I was deemed non-essential ages ago and Lord knows I’m going to be doing a metric crapton of soul-searching about what I get to do next. (I can write about Bitcoin until the cows come home; eventually, I may have to learn how to milk said cows. Writers are non-essential — this runs counter to what the talking heads will tell you about how important the arts are In These Uncertain Times — but if I write content and that content doesn’t actually move the needle they’ve been talking about for years (in no small part because you can’t move any needles if those needles are tied to dollars an no one has either needles OR dollars), I’m going to have to find actual gainful employ.)
3. Plan for a long haul — without any idea how long that haul will be.
We’re not just trying to put the toothpaste back in the tube; we’ve asked everyone to brush and spit out and don’t swallow the toothpaste AND we’re trying to put that back in the tube.
Price of Bitcoin? Price of gold? Price of eggs, value of dollars in RMB, cost of goods sold…your guess is as good as mine as to what will happen to ANY of those things.
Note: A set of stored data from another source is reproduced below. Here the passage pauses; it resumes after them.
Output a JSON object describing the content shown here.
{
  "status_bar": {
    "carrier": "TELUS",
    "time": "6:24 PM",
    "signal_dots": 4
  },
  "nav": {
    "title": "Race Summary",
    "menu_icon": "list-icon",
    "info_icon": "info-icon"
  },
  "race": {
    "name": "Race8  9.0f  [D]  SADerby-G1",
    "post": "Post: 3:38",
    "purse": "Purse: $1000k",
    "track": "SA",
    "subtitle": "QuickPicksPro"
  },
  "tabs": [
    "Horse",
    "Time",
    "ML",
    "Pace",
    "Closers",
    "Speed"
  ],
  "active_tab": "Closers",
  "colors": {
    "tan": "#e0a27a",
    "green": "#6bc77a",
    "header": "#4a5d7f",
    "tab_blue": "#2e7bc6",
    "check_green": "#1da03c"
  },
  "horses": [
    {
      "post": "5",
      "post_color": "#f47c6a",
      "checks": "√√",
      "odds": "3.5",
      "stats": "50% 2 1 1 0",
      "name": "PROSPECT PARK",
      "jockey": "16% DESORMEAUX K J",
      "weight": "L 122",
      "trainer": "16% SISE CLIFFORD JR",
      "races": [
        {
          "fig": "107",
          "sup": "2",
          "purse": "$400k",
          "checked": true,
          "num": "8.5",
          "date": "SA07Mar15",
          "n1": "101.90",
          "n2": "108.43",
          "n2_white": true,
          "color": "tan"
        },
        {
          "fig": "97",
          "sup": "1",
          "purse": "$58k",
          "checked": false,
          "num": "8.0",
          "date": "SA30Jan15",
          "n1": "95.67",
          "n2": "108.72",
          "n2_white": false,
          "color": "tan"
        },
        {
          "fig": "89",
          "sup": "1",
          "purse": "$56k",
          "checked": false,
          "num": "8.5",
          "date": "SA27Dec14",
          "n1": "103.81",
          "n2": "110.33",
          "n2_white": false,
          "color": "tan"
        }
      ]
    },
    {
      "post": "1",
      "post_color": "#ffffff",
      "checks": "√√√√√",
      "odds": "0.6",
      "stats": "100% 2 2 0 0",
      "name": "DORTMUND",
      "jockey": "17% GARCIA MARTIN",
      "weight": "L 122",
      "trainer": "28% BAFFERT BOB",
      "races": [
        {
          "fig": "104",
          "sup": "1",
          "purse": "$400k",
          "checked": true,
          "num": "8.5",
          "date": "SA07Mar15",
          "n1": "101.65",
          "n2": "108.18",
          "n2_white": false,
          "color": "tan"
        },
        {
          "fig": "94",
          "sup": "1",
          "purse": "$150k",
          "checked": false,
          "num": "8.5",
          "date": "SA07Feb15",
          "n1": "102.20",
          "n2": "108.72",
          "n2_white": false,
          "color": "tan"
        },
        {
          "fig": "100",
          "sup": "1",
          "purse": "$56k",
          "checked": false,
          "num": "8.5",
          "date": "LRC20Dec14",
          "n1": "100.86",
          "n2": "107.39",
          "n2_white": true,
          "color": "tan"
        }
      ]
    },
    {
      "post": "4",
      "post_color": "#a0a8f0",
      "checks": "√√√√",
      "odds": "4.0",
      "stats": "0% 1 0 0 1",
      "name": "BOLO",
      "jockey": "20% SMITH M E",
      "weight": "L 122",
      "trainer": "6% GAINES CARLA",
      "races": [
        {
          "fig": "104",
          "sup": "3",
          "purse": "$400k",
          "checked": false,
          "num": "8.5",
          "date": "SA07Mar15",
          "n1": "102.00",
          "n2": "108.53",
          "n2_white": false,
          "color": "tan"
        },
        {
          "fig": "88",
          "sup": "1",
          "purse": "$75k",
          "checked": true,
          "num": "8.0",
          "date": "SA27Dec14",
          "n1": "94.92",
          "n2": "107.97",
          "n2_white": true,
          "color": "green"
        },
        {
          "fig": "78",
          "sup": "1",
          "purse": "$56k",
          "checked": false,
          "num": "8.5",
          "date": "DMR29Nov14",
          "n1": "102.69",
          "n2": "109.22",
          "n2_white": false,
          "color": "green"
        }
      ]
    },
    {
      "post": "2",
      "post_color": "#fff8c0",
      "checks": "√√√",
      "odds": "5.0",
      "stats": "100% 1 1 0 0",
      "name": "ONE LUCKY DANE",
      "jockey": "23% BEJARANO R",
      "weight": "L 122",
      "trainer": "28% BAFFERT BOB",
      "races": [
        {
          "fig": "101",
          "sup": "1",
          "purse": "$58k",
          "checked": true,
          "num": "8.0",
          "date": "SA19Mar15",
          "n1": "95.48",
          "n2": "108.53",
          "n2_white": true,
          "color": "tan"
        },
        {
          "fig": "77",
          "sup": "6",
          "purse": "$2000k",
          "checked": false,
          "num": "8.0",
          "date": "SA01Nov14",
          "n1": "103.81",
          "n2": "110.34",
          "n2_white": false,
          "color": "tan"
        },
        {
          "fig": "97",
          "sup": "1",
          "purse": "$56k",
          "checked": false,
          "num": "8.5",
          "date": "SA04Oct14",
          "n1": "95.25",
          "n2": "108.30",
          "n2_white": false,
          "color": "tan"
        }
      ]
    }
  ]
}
It’s Not a Binary Question
I’ve dumped a lot at you in this article; thanks for reading so far. If I’ve got an ask, it’s that we stop looking at this as a binary question.
The President was actually right when he talked about the human cost of shutting down the economy. Lives will be lost to the virus — but will more lives be lost to those “deaths of dispair” that people really don’t want to talk about?
The President likes to give the impression that he has a magic on/off switch for the economy; Congress likes to think that its Herculean efforts to get the CARES Act signed into law supplied the direct current for that on/off switch.
The reality — with the “will the recovery be ‘V-shaped'” and the “when can I go back to work?” and the “is it safe enough to be out in public?” crowds — is that these arguments are much more nuanced. The give-and-take that’s playing out in public is not as simple as “go back to work and Grandma dies.”
Stop playing that game. Please.
And pray for a shorter duration of the Trough of Suck.